The I-Corp program is designed to help scientist-entrepreneurs become more business savvy rooted in applying the principles of “evidence-based customer discovery” as they develop their prototypes. Now, what does that really mean? Basically helping scientists get out of their “basic” research and development mindset and think more “applied” and practical driven. Ensuring scientists better understand who is going to be the beneficiary of this technology and why.
So why does this even matter? In a global world of competitiveness with countries like Germany, Japan, China and India doubling down efforts on their technological innovation ecosystems, it is imperative for the US to facilitate a new way of applied science and design thinking.
Facilitating new methodologies around cross-collaborative plays between science, business, and even legal professions helps small businesses come to light faster, agile, and more competitive than ever before.
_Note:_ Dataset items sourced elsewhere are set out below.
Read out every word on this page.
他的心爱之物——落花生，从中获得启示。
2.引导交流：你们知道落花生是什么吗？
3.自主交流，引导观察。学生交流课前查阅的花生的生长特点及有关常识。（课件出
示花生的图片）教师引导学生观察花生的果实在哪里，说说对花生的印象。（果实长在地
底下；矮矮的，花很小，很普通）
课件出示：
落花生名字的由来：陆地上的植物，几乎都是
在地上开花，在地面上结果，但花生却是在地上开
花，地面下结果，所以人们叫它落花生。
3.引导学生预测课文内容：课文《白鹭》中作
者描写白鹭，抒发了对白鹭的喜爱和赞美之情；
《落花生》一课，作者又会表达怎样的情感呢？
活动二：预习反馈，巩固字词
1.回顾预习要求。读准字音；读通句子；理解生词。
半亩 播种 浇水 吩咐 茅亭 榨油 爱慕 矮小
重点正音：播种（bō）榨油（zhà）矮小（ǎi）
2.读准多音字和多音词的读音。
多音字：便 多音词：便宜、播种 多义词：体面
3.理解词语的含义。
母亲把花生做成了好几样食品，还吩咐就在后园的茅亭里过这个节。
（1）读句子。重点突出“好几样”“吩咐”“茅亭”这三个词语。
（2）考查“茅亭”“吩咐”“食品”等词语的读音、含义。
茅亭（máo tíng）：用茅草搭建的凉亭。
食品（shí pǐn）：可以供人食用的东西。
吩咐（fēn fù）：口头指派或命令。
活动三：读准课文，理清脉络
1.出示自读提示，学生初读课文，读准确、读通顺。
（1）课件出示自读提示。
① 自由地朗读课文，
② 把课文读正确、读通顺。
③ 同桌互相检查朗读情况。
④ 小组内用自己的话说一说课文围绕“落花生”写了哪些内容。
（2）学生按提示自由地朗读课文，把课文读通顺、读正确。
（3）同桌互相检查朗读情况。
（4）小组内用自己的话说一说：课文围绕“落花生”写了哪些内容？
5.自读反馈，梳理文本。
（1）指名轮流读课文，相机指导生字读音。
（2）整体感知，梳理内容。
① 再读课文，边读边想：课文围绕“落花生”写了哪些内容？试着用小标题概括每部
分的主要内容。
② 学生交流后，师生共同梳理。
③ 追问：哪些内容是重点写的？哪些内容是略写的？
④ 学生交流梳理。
I-Corp helps bridge that knowledge divide between business and applied science, by educating and training research scientists to be a bit more entrepreneurial and incorporate design thinking and practical applications of use around science and technology development.
As we can see from this 2014 report by Battelle and R&D magazine, America has stiff competition from the emerging economies (China, India, Brazil, etc…) as well reinvigoration from the Western European Bloc (Germany, UK, France, etc…).
It stands to be the case that the US needs to retain its competitive edge in order to effectively compete globally and foster wealth creation from an economic and knowledge development return. In essence I-Corp helps make that happen and we here at SBA’s Office of Investment and Innovation support the pioneering work of NSF that introduces novel and innovative means in successfully commercializing high-tech federally-funded research. We see this human capital development as one of many facets of our efforts in helping “Seed America’s Future” through our oversight of the SBIR/STTR program.